The last time there was a spike in the number of Australians who use alcohol was in 2016. Now, four years later, the year on year number of alcohol users in the country has risen from 13,021,000 Australians (66.2%) in 2019 to 13,337,000 (67.0%) in 2020 according to Roy Morgan’s Alcohol Consumption Report. This means an additional 316,000 Australians consumed alcohol in 2020 compared to 2019.
Roy Morgan conducts this study every year on a sample of 50,000 Australians. They measure average alcohol consumption of adults (18+ years) in a four week period as well as patterns of alcohol use.
Consumption of wine and liquor increased the most in 2020. Ready-To-Drink (RTD) alcohol also increased in 2020 compared to 2019.

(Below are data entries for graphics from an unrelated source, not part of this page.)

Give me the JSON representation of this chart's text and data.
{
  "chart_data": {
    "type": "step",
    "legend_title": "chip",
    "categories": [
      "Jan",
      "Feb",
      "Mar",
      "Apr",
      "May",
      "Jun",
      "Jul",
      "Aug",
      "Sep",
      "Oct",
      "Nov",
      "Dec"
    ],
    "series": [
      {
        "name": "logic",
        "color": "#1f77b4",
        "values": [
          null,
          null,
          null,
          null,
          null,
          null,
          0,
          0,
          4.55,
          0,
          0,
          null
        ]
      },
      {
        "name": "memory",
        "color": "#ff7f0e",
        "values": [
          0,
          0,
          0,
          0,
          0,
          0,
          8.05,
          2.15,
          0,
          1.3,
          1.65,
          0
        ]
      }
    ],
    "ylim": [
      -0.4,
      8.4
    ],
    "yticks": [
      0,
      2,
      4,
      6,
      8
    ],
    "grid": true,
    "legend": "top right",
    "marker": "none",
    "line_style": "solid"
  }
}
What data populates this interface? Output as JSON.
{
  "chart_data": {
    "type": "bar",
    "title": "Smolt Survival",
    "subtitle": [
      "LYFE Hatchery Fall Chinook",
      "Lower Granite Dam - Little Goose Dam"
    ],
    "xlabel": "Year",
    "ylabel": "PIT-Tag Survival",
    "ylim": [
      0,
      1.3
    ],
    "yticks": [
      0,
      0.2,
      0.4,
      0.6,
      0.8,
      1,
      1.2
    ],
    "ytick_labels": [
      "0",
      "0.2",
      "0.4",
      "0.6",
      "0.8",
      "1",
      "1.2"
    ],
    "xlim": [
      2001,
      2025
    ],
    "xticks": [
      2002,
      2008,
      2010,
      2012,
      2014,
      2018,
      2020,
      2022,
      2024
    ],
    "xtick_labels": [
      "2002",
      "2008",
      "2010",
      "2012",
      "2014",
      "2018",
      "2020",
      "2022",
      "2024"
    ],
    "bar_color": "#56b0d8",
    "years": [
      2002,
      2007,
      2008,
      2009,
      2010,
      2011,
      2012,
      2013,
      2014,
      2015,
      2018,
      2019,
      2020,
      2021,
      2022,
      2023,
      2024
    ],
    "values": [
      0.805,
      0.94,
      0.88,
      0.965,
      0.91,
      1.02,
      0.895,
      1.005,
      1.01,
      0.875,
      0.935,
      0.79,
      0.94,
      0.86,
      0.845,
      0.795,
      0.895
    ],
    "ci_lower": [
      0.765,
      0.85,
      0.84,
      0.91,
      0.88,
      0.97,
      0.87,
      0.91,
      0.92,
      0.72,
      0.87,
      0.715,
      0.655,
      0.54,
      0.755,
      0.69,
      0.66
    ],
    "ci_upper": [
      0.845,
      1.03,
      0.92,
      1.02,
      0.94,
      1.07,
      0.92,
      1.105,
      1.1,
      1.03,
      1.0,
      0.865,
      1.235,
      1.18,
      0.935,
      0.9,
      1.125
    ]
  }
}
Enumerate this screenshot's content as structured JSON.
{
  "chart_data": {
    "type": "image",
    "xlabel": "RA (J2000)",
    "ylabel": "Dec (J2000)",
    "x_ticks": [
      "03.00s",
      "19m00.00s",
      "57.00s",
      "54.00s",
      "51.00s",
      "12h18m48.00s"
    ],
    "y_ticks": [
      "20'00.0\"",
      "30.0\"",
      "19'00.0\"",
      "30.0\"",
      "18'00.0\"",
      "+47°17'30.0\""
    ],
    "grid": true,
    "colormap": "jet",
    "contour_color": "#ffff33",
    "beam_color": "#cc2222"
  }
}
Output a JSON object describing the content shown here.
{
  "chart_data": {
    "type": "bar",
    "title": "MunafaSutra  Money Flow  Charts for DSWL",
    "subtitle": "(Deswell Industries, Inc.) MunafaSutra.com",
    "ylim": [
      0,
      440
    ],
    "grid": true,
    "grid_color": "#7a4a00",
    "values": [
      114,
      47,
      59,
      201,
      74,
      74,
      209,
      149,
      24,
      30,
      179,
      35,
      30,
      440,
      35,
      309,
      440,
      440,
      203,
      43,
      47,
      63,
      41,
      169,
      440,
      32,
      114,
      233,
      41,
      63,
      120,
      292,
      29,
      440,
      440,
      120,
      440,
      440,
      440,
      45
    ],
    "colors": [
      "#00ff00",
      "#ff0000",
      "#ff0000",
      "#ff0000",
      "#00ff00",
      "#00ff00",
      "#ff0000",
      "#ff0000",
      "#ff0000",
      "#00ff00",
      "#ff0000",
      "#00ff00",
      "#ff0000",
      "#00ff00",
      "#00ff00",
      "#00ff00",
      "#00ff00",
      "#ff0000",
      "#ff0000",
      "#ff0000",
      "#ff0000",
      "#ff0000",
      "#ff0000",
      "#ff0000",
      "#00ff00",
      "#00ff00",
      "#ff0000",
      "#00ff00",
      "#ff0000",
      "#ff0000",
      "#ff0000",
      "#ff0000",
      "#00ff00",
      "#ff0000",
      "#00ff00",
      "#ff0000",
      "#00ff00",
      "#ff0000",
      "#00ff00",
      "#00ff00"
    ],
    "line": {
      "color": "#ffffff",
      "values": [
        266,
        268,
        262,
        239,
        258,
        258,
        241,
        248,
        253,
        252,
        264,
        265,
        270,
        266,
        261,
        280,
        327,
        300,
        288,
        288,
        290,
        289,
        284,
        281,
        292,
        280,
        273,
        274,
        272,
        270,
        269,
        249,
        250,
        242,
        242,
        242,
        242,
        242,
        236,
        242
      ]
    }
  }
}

Concerningly, those over 80 years of age had the highest increase in wine use. Meaning more older Australians used wine last year. In terms of liquor, the highest increase was among 25 to 34 year olds.
However, the number of Australians consuming beer, cider, liqueurs and fortified wines decreased in 2020 compared to 2019. Beer consumption has been on a downward trend in Australia and if the trend continues liquor is set to be consumed by more Australians than beer in 2021. Because liquor usually contains a higher alcohol content than beer products, there is concern about this development for public health reasons.
Previous data from Roy Morgan showed that in 2020 during the ongoing COVID-19 pandemic 11.3% of Australians bought alcohol online in 2020. This was a major increase of 7.9% from 2019 figures which was at 3.5%.
Liquor outlets are benefitting from the increase in the online sale of packaged alcohol. The average spent buying liquor online in a week is $124 compared to only $71 when buying in store. A difference of over $50.
The data shows that the alcohol industry strategy of exploiting the ongoing public health crisis through pandemic-centric marketing worked. But Australian society pays is negatively affected by rising alcohol harms.
Predatory marketing by Big Alcohol driving alcohol harm in Australia
The Foundation for Alcohol Research and Education (FARE) explains that predatory marketing of the alcohol industry during the pandemic is the cause for the rise in alcohol sales and consumption.
During COVID-19 we’ve seen alcohol retailers and online delivery companies engage in prolific marketing that promotes using alcohol as a way to cope during the pandemic,” said Caterina Giorgi, Chief Executive of FARE, as per Yahoo News.Caterina Giorgi, chief executive, FARE
Research by FARE and the Cancer Council WA found that Australians were exposed to an alcohol advertisement every 35 seconds on Facebook and Instagram.
The alcohol industry perversely used the ongoing COVID-19 health crisis as the largest global marketing campaign to drive consumption and protect their profits at the cost of people’s health and well-being. Governments around the world have largely failed to protect their people by using evidence-based alcohol policy solutions as part of the response to COVID-19
Already Australia is seeing the negative effects of the rise in alcohol use. Family violence services are seeing an increase in alcohol-related family violence. Alcohol and other drug treatment services are also seeing more people reach out for help with alcohol.
FARE calls on the Australian government proven alcohol policy solutions to better protect citizens from Big Alcohol’s practices:
- Improving the rules around the currently largely unregulated alcohol marketing,
- Limiting late night and rapid online alcohol delivery, and
- Boosting investment in alcohol and other drug services to help reduce alcohol-fuelled harm.